Some differences were observed between the Irving–Williams order of binding strength of metals with organic ligands, i.e., Cd, Mn < Co < Zn, Ni < Cu < Hg, and our Me/Corg. ratios in the gulf’s waters, i.e., Cd, Co, Cs, Hg < Ni, U, Cr, Mn, Ba < Zn, Cu, As, V < Se, Al, Fe. Our order was more similar to plankton (Millero 2006) due to affinity of metals to the COM of the gulf, composed mainly of heteropolysaccharides and lipids of plankton origin (Klun et al. 2015), and specific concentration ranges of metal(loid)s in the waters of the gulf. The colloidal Me/Corg. ratios order in the Isonzo/Soča River were different Hg, Cs, Cd < U<Co < V<Cr, Mn < Ni < Cu < Zn < Ba < Fe < Al, more similar to reported metal–humic association in river waters (Hiraide et al. 1994) in accordance with higher humic and CRAM contents. Al may be bonded in inorganic colloids. Comparison with other marine areas (Table 7) shows that the affinity of metals Al, V, Mn, Co, Cu, Cd, and Ba onto colloids is higher in the Gulf of Trieste compared to the Gulf of Mexico and central Atlantic (Guo et al. 2000). This can be due to higher concentration levels of dissolved metal(loid)s and COM in the coastal waters of the Gulf of Trieste.

5 Conclusions

COM in the Gulf of Trieste, isolated by ultrafiltration, represents about one quarter of dissolved organic carbon (DOC) and, according to 1H NMR analysis, it is composed of polysaccharides (30–45%), lipids (30–55%), proteins and carboxyl-rich alicyclic molecules (CRAM) (15–20%) and humics (< 1%). Higher concentrations of humics were observed due to local freshwater discharges in spring. COM from the Isonzo/Soča River, the principal tributary to the gulf, differed from the marine COM exhibiting higher protein/CRAM and higher humic contents. COM from the Isonzo/Soča River mouth at salinities of 16–33 was compositionally similar to marine COM. In the gulf, analysis of metal(loid)s, performed by ICP-MS and CVAFS (Hg), showed that Hg (nearly 100%), Cu (20%), Cr (10%) and Se (10%) have the highest affinity to colloids. Similarly to COM, the levels of colloidal Hg and Cu increased till summer, due to their sequestration in accumulated COM (transfer to particulate phase), but later decreased.

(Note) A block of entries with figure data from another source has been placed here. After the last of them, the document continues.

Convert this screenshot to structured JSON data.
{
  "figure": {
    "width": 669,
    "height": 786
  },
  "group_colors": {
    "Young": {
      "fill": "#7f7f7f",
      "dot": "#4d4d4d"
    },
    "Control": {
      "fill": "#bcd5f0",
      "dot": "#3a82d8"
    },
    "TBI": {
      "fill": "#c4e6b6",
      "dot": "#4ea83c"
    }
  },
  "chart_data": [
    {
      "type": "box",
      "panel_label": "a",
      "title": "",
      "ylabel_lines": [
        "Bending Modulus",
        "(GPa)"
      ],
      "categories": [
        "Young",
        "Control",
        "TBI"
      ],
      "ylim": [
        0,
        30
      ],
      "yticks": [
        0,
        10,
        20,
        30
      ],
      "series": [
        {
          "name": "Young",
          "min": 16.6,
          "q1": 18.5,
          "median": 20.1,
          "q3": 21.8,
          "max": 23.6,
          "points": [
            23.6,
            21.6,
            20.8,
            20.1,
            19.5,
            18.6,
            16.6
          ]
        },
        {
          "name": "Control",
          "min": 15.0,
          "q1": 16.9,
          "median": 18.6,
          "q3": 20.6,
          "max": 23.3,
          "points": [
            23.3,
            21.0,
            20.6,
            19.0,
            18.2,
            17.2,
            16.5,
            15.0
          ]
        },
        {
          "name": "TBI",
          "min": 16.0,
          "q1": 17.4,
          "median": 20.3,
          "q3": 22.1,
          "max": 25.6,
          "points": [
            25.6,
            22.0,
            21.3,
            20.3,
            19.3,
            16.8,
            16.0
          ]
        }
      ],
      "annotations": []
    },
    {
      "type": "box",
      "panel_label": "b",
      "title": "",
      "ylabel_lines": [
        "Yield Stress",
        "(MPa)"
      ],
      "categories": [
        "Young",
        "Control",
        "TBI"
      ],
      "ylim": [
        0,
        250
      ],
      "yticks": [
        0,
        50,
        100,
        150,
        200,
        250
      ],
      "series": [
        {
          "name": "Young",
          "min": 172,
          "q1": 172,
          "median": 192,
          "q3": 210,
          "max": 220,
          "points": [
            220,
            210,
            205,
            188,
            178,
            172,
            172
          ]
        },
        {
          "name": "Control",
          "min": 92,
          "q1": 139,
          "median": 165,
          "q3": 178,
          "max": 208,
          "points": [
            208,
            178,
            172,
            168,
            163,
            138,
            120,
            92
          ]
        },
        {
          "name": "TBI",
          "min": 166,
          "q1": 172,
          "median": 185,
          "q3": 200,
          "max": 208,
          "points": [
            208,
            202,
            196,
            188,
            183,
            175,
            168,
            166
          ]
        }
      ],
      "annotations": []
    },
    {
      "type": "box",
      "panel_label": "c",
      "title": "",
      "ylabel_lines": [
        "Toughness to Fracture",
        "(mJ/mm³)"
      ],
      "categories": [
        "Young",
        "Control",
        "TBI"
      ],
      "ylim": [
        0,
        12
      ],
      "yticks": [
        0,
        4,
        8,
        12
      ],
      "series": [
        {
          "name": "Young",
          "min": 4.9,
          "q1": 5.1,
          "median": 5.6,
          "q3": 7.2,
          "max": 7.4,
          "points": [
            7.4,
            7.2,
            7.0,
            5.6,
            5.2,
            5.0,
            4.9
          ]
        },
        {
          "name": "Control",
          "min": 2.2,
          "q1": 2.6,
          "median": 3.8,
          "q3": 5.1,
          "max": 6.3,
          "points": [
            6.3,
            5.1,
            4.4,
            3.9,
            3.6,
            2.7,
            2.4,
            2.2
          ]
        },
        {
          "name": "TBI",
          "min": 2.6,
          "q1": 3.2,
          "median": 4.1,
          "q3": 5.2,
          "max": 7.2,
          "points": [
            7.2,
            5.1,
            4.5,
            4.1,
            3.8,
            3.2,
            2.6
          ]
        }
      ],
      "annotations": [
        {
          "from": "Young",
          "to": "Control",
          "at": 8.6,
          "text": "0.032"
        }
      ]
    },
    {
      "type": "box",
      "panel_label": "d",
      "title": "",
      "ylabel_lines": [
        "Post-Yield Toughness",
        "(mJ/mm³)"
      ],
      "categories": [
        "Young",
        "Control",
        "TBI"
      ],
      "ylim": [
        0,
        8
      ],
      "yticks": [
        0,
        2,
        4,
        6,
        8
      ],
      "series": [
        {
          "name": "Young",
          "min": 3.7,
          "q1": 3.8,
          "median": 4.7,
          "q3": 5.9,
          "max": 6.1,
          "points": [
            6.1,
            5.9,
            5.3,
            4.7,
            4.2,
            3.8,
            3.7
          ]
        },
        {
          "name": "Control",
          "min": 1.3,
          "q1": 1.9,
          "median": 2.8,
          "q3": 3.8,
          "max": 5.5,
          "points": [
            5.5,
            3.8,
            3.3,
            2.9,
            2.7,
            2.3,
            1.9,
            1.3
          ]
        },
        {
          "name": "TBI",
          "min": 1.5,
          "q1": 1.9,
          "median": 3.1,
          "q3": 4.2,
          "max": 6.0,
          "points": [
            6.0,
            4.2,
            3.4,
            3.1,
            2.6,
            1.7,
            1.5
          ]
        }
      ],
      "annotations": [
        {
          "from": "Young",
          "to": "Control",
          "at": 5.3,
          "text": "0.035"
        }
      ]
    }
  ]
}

The observed Me/Corg. ratios (Co, Cd, Hg < U, Cr, Ni, Mn < As, Zn, Cu, V < Se, Al, Fe) differ somewhat from those of the Irving–Williams series and can be explained by the composition of COM and variable background concentrations of studied metal(loid)s in the northern Adriatic. Data from the salinity gradient in the Isonzo/Soča River mouth suggested flocculation of Al and Ba and desorption of V, Co, As, Se, Cs, U, and Hg from the riverine particles with increasing ionic strength while Fe, Mn, Cu, Cr, Ni, Zn, Cd, and Pb did not correlate with salinity. These results can contribute to a better understanding of the temporal dynamics of COM, as an important metal carrier, in coastal waters affected by the metal-contaminated river inflows. Since the colloidally bonded metal(loid)s can be less bioavailable to plankton these data can help to establish their levels at the base of the coastal/estuarine food web at the onset of marine bioaccumulation.